"Recently, J. J. Lynch, of Miles City, Mont., demonstrated his radio-controlled tractor before 200 electrical experts and business men. Steered from a closed car traveling behind, it plowed around a thirty-acre field. Radio relays beneath the empty driver’s seat operated it in response to a radio transmitter in the control car."In 1929 the Japanese were looking at radio control. A Japanese army major named Nagayama rebuilt some Fordson tractors for experimental remote control by radio waves. These weren't meant for farming. This was a tank. It was intended for mine clearing and mine laying. It was able to move up to 5 mph.
I found another reference in to the 1934 World's fair in Chicago where a "robot plow" was exhibited which could be started and steered remotely. The International Harvester Company held daily demonstrations of the driverless, radio-controlled McCormick-Deering tractor in a field outside the the Agriculture building. When I read it I assumed the closest thing we had to remote controlled tractors was the little John Deere RC cars. I was way off.As recently as 2004 The International Journal of Vehicle Design publishes an article on the refurbishing of a Ford model 4600 agricultural tractor for remote control operation.
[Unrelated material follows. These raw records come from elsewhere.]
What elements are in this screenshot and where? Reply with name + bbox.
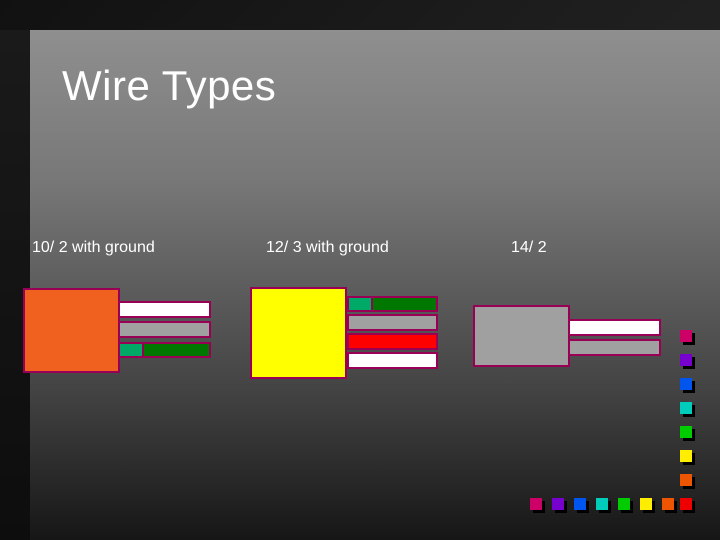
cable-label-14-2: 14/ 2	[511, 239, 547, 256]
wire-white	[347, 352, 438, 369]
decor-square-vertical	[680, 402, 692, 414]
decor-square-horizontal	[530, 498, 542, 510]
wire-white	[118, 301, 211, 318]
cable-label-12-3: 12/ 3 with ground	[266, 239, 389, 256]
wire-white	[568, 319, 661, 336]
wire-ground-stripe	[118, 342, 144, 358]
decor-square-horizontal	[596, 498, 608, 510]
left-background-strip	[0, 30, 30, 540]
decor-square-horizontal	[640, 498, 652, 510]
decor-square-vertical	[680, 474, 692, 486]
wire-red	[347, 333, 438, 350]
wire-gray	[118, 321, 211, 338]
cable-sheath-10-2	[23, 288, 120, 373]
wire-ground-stripe	[347, 296, 373, 312]
wire-ground	[371, 296, 438, 312]
wire-ground	[142, 342, 211, 358]
decor-square-horizontal	[618, 498, 630, 510]
cable-label-10-2: 10/ 2 with ground	[32, 239, 155, 256]
wire-gray	[347, 314, 438, 331]
decor-square-vertical	[680, 378, 692, 390]
slide-title: Wire Types	[62, 62, 277, 109]
decor-square-vertical	[680, 450, 692, 462]
decor-square-vertical	[680, 426, 692, 438]
decor-square-horizontal	[552, 498, 564, 510]
wire-gray	[568, 339, 661, 356]
decor-square-vertical	[680, 498, 692, 510]
cable-sheath-14-2	[473, 305, 570, 367]
decor-square-horizontal	[662, 498, 674, 510]
cable-sheath-12-3	[250, 287, 347, 379]
decor-square-vertical	[680, 330, 692, 342]
decor-square-vertical	[680, 354, 692, 366]
decor-square-horizontal	[574, 498, 586, 510]
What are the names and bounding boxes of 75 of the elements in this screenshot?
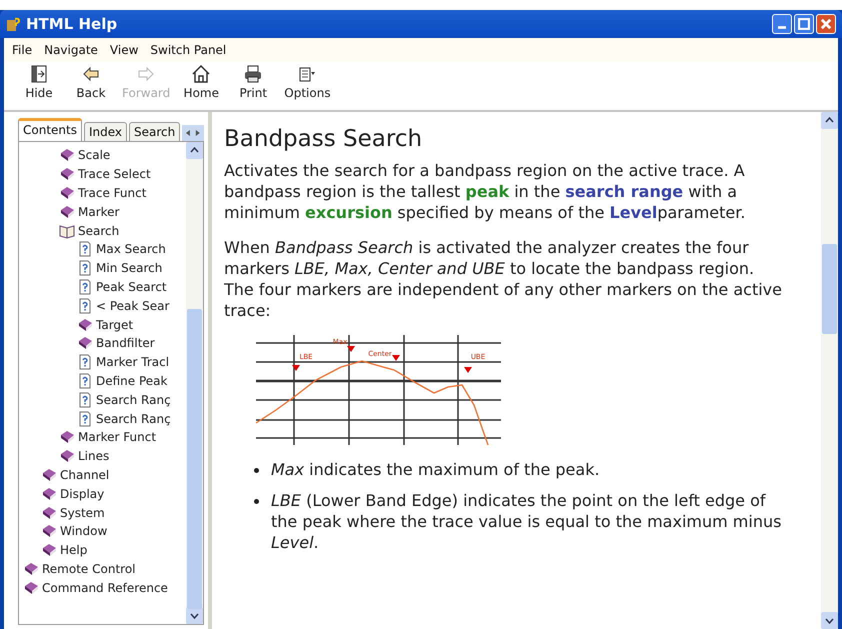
scroll-thumb[interactable] <box>187 309 202 609</box>
scroll-down-icon[interactable] <box>821 612 838 629</box>
tree-scrollbar[interactable] <box>186 142 203 624</box>
toolbar-button[interactable]: Hide <box>14 64 64 108</box>
tree-item[interactable]: Lines <box>19 446 186 466</box>
scroll-thumb[interactable] <box>822 244 837 334</box>
help-page-icon <box>77 410 93 427</box>
marker-triangle-icon <box>347 346 355 352</box>
glossary-link[interactable]: excursion <box>305 203 392 222</box>
help-page-icon <box>77 278 93 295</box>
menu-item[interactable]: View <box>106 43 142 57</box>
tree-item[interactable]: Help <box>19 540 186 560</box>
paragraph: When Bandpass Search is activated the analyzer creates the four markers LBE, Max, Center and UBE to locate the bandpass region. The four markers are independent of any other markers on the active trace: <box>224 237 783 321</box>
tree-item[interactable]: Search <box>19 221 186 240</box>
scroll-up-icon[interactable] <box>186 142 203 159</box>
tree-item[interactable]: Marker <box>19 202 186 222</box>
tree-item[interactable]: Search Ranç <box>19 409 186 428</box>
scroll-up-icon[interactable] <box>821 112 838 129</box>
menu-item[interactable]: Navigate <box>40 43 102 57</box>
bullet-item: Max indicates the maximum of the peak. <box>254 459 784 480</box>
tree-item[interactable]: System <box>19 503 186 522</box>
help-page-icon <box>77 392 93 408</box>
tab-scroll-arrows-icon[interactable] <box>182 125 204 141</box>
tree-item[interactable]: Bandfilter <box>19 334 186 353</box>
tree-item[interactable]: Display <box>19 484 186 504</box>
tree-item[interactable]: Window <box>19 522 186 541</box>
help-book-icon <box>6 16 22 32</box>
tree-item[interactable]: Define Peak <box>19 372 186 390</box>
back-arrow-icon <box>81 64 101 84</box>
close-icon <box>819 17 833 31</box>
tree-item[interactable]: Remote Control <box>19 560 186 578</box>
maximize-icon <box>797 17 811 31</box>
help-page-icon <box>77 354 93 370</box>
tree-item[interactable]: Scale <box>19 146 186 165</box>
toolbar-button[interactable]: Options <box>280 64 335 108</box>
bullet-item: LBE (Lower Band Edge) indicates the point on the left edge of the peak where the trace value is equal to the maximum minus Level. <box>254 490 784 553</box>
help-page-icon <box>77 372 93 389</box>
menu-item[interactable]: File <box>8 43 36 57</box>
help-page-icon <box>77 298 93 314</box>
close-button[interactable] <box>816 14 836 34</box>
marker-triangle-icon <box>392 355 400 361</box>
content-scrollbar[interactable] <box>821 112 838 629</box>
tree-item[interactable]: Peak Searct <box>19 278 186 296</box>
toolbar-button[interactable]: Print <box>228 64 278 108</box>
toolbar-button[interactable]: Home <box>176 64 226 108</box>
toolbar-button[interactable]: Back <box>66 64 116 108</box>
tab[interactable]: Contents <box>18 118 82 141</box>
tree-item[interactable]: Channel <box>19 466 186 484</box>
tree-item[interactable]: Command Reference <box>19 578 186 598</box>
paragraph: Activates the search for a bandpass region on the active trace. A bandpass region is the tallest peak in the search range with a minimum excursion specified by means of the Levelparameter. <box>224 160 746 223</box>
tree-item[interactable]: Min Search <box>19 258 186 278</box>
marker-triangle-icon <box>464 367 472 373</box>
tree-item[interactable]: Search Ranç <box>19 390 186 410</box>
window-title: HTML Help <box>26 15 118 33</box>
glossary-link[interactable]: peak <box>465 182 510 201</box>
tab[interactable]: Index <box>84 122 128 141</box>
tree-item[interactable]: Max Search <box>19 240 186 259</box>
maximize-button[interactable] <box>794 14 814 34</box>
scroll-down-icon[interactable] <box>186 607 203 624</box>
tree-item[interactable]: Target <box>19 315 186 334</box>
menu-item[interactable]: Switch Panel <box>146 43 230 57</box>
help-page-icon <box>77 241 93 258</box>
help-page-icon <box>77 260 93 276</box>
tab[interactable]: Search <box>129 122 180 141</box>
minimize-button[interactable] <box>772 14 792 34</box>
marker-triangle-icon <box>292 365 300 371</box>
tree-item[interactable]: Trace Funct <box>19 184 186 202</box>
tree-item[interactable]: Trace Select <box>19 164 186 184</box>
article-heading: Bandpass Search <box>224 126 424 152</box>
tree-item[interactable]: < Peak Sear <box>19 296 186 316</box>
tree-item[interactable]: Marker Funct <box>19 428 186 447</box>
link[interactable]: search range <box>565 182 684 201</box>
link[interactable]: Level <box>610 203 658 222</box>
minimize-icon <box>778 26 786 29</box>
tree-item[interactable]: Marker Tracl <box>19 352 186 372</box>
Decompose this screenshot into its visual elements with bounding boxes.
The abstract for the article detailed the following:
"Modifications to the tractor involved installing a protective framework, electrical actuators for fuel, brake, clutch, and steering controls, and a radio link for remote operation. The tractor has been used to complete over 30 total side and back upset tests, with no failures of the remote control system."So the idea is still simmering. But the idea has probably run it's full life-span. It began as science-fiction, and has now become science kitsch. Large-scale agribusinesses have moved past radio-control to GPS controlled plowing with a number of competing systems all in use presently including the IntegriNautics AutoFarm GPS 5001 AutoSteer System. Doesn't that sound like something from the Jetsons?